The Company also has investments in equity securities consisting of the Series D Preferred Stock and the ONCO Warrant as of September 30, 2025 and the ONCO Common Stock as of September 30, 2024. The Series D Preferred Stock and the ONCO Warrant were received on September 22, 2025 as a settlement of the ONCO Promissory Notes. See Note 14 for additional information. The Company has elected to measure the Series D Preferred Stock and the ONCO Warrant at fair value in accordance with ASC 825. The investments in the Series D Preferred Stock and the ONCO Warrant are classified within Level 3 of the fair value hierarchy because there is no market for these types of securities and the fair value is determined using significant unobservable inputs. The fair value of the Series D Preferred Stock and the ONCO Warrant have been determined using a Monte Carlo simulation model. This valuation model incorporates the contractual terms of the instruments and assumptions including the stock price of ONCO Common Stock, expected volatility, and a selected discount rate. Additionally, the Series D Preferred Stock and the ONCO Warrant were issued by ONCO as part of a Securities Purchase Agreement, which included the sale of 16,099 shares of Series D convertible preferred stock and warrants to purchase 4,362,827 shares of ONCO Common Stock to eleven institutional investors, for an aggregate purchase price of $12.9 million. The valuation of the Series D Preferred Stock and ONCO Warrant includes a calibration discount to the proceeds of the original transaction, which was done at arms' length. The assumptions used in calculating the fair value of the financial instruments represent the Company's best estimates, but these estimates involve inherent uncertainties and the application of management judgment. As a result, the use of different estimates or assumptions would result in a higher or lower fair value and different amounts being recorded in the Company's financial statements. Material changes in any of these inputs could result in a significantly higher or lower fair value measurement at future reporting dates, which could have a material effect on our results of operations. See Note 4 to the financial statements included in this report.

Goodwill

The Company has $6.9 million recorded as goodwill at September 30, 2025 and 2024. The Company evaluates the carrying value of its goodwill on an annual basis in the fourth quarter of each fiscal year or more frequently when indicators of impairment exist. An impairment of goodwill could occur if the carrying amount of a reporting unit exceeded the fair value of that reporting unit. The estimated fair value of a reporting unit is highly sensitive to changes in projections and assumptions; therefore, in some instances changes in these assumptions could potentially lead to impairment. We perform sensitivity analyses around our assumptions in order to assess the reasonableness of the assumptions and the results of our testing. Prior to the FC2 Business Sale, the Company's goodwill was assigned to the Research and Development reporting unit. Subsequent to the FC2 Business Sale, the Company has a single reporting unit.

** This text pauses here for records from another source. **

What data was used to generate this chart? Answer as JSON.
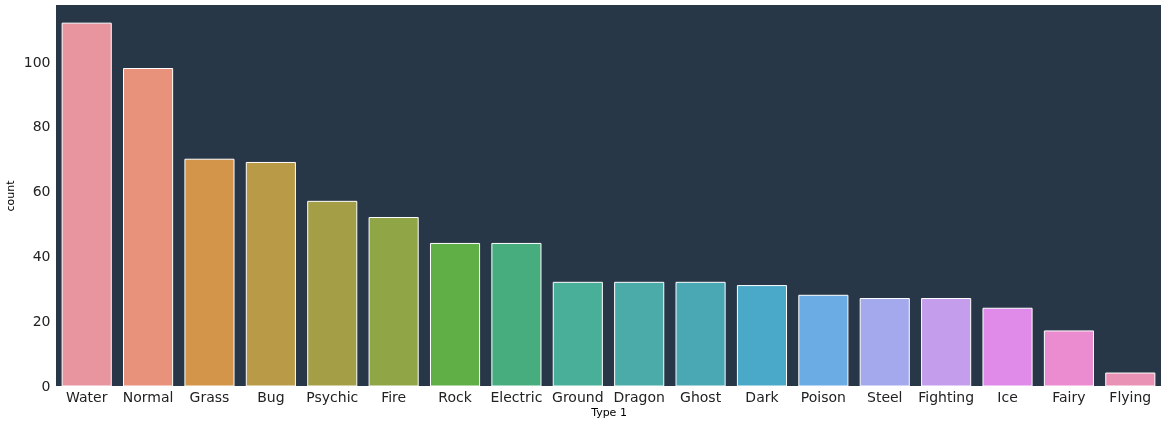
{
  "chart_data": {
    "type": "bar",
    "xlabel": "Type 1",
    "ylabel": "count",
    "categories": [
      "Water",
      "Normal",
      "Grass",
      "Bug",
      "Psychic",
      "Fire",
      "Rock",
      "Electric",
      "Ground",
      "Dragon",
      "Ghost",
      "Dark",
      "Poison",
      "Steel",
      "Fighting",
      "Ice",
      "Fairy",
      "Flying"
    ],
    "values": [
      112,
      98,
      70,
      69,
      57,
      52,
      44,
      44,
      32,
      32,
      32,
      31,
      28,
      27,
      27,
      24,
      17,
      4
    ],
    "colors": [
      "#e8959f",
      "#e8927c",
      "#d39549",
      "#b99b47",
      "#a49e47",
      "#8fa546",
      "#5fae46",
      "#48ad7e",
      "#4aaf98",
      "#4aaba9",
      "#4aa8b5",
      "#4aa8c8",
      "#6aace3",
      "#a3a9ec",
      "#c49ded",
      "#e08bea",
      "#ea8ccf",
      "#e992b6"
    ],
    "ylim": [
      0,
      117.6
    ],
    "yticks": [
      0,
      20,
      40,
      60,
      80,
      100
    ],
    "grid": false
  }
}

Recent Accounting Pronouncements

See Note 1 to the financial statements included in this report for additional information on recently adopted accounting pronouncements and recently issued accounting pronouncements not yet adopted.

Impact of Inflation and Changing Prices

Although the Company cannot accurately determine the precise effect of inflation, the Company has experienced increased costs of product, supplies, salaries and benefits, and increased general and administrative expenses.